THE Two Souls of Guarracino, Movimento Danza's three night Dublin Theatre Festival run in the Peacock last night, should be seen by anyone with the slightest interest in dance. A company which has twice before visited Dublin to perform at the Project, its choreographer and artistic director Gabriella Stazio uses a mixture of classical and contemporary technique in an original and exciting way.
The title piece, to music by Roberto de Simone and Luigi Stazio, which incorporates Italian airs like Catari and Funicuh fumcula, opens the programme, inspired by the Neopolitan tarantella. Its six black clad dancers not only enact the ritual of the processional dance, but also the belief that it derived from the dancing mania supposedly resulting from the bite of a tarantula. Thus the dancers' staves are not only ceremonially raised but also used to stab and ward off the dreaded spider, as are the red scarves tucked into their waists.

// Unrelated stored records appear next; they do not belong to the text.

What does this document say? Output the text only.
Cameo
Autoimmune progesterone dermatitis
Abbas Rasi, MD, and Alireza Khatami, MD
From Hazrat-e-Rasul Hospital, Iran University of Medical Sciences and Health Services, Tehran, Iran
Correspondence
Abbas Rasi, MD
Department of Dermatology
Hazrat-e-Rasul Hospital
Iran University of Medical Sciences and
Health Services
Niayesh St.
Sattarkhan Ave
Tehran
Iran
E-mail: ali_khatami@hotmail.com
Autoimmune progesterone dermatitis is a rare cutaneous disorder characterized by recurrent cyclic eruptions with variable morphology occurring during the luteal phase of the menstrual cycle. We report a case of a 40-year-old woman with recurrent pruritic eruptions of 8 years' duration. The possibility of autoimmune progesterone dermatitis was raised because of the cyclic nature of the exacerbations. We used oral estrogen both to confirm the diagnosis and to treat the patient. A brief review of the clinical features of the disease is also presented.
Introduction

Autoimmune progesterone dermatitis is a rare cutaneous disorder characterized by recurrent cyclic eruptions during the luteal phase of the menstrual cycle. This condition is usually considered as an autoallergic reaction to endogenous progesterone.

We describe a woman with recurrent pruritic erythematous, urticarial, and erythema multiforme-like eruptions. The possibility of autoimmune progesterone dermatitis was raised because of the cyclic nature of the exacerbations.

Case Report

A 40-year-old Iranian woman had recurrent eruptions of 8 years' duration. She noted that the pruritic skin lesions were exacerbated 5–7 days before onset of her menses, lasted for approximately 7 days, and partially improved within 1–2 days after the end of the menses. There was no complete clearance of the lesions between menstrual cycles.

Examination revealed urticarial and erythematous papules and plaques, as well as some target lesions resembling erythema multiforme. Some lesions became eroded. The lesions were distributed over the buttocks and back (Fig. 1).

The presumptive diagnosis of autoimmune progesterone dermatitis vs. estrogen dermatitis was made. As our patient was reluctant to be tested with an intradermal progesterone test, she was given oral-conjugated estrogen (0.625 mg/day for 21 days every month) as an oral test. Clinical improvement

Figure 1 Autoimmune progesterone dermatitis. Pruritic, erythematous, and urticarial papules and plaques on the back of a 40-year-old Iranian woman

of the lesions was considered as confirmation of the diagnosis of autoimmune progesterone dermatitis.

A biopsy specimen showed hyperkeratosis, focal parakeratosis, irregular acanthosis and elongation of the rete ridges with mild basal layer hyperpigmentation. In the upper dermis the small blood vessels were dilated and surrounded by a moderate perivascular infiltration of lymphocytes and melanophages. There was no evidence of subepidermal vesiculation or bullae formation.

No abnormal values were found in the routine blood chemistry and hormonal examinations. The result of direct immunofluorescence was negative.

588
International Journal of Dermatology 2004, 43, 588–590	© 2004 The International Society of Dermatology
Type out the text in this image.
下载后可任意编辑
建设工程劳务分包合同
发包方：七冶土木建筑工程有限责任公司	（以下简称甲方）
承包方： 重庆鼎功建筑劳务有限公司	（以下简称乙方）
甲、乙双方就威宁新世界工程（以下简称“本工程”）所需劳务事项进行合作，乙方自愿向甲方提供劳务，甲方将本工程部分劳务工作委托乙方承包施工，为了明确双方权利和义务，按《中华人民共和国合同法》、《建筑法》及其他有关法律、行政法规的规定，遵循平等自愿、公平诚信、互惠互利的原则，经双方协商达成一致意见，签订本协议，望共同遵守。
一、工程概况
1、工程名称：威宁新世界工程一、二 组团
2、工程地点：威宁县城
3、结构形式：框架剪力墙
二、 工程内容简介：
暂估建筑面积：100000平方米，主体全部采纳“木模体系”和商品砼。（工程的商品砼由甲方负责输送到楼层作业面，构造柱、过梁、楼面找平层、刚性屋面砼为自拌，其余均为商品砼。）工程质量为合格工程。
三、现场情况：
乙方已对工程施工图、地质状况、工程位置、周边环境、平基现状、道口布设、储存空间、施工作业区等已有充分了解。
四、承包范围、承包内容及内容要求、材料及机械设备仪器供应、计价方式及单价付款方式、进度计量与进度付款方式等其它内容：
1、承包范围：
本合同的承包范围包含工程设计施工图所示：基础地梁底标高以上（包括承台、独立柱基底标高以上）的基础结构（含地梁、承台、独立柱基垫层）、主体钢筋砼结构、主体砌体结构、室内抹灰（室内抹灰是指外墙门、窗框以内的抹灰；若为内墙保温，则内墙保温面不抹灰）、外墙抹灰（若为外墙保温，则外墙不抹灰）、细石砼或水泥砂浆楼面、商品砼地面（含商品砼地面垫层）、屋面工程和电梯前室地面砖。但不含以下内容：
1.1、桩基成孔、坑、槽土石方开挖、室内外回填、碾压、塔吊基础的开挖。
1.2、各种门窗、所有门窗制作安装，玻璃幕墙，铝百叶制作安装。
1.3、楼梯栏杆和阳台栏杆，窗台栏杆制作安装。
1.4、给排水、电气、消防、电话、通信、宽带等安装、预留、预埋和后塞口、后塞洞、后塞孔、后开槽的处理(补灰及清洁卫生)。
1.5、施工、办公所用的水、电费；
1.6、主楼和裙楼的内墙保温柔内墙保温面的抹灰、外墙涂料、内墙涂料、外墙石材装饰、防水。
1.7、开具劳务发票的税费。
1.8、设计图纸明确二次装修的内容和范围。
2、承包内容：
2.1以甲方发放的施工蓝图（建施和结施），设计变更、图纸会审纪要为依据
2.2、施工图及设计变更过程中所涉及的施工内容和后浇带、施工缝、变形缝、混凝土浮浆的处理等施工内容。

Aria, scored by M. Nyman for the Balanescu Quartette, was created by Stazio last year for Adrienne Brown's New Balance company at the Samuel Beckett, where it received an acceptable performance. Yet it seemed a different work when all its five dancers, so topically swept hither and thither by the Irish winds, could give it the high extensions of classical ballet. The final piece, Kendang, inspired by the Balinese Keijak, or Monkey Dance, with its wild drumming by Les Tamboijrs du Bronx received an equally rapturous reception for its primitive energy and its athletic dancers. The fine lighting and costumes, also by Stazio, added to the enjoyment.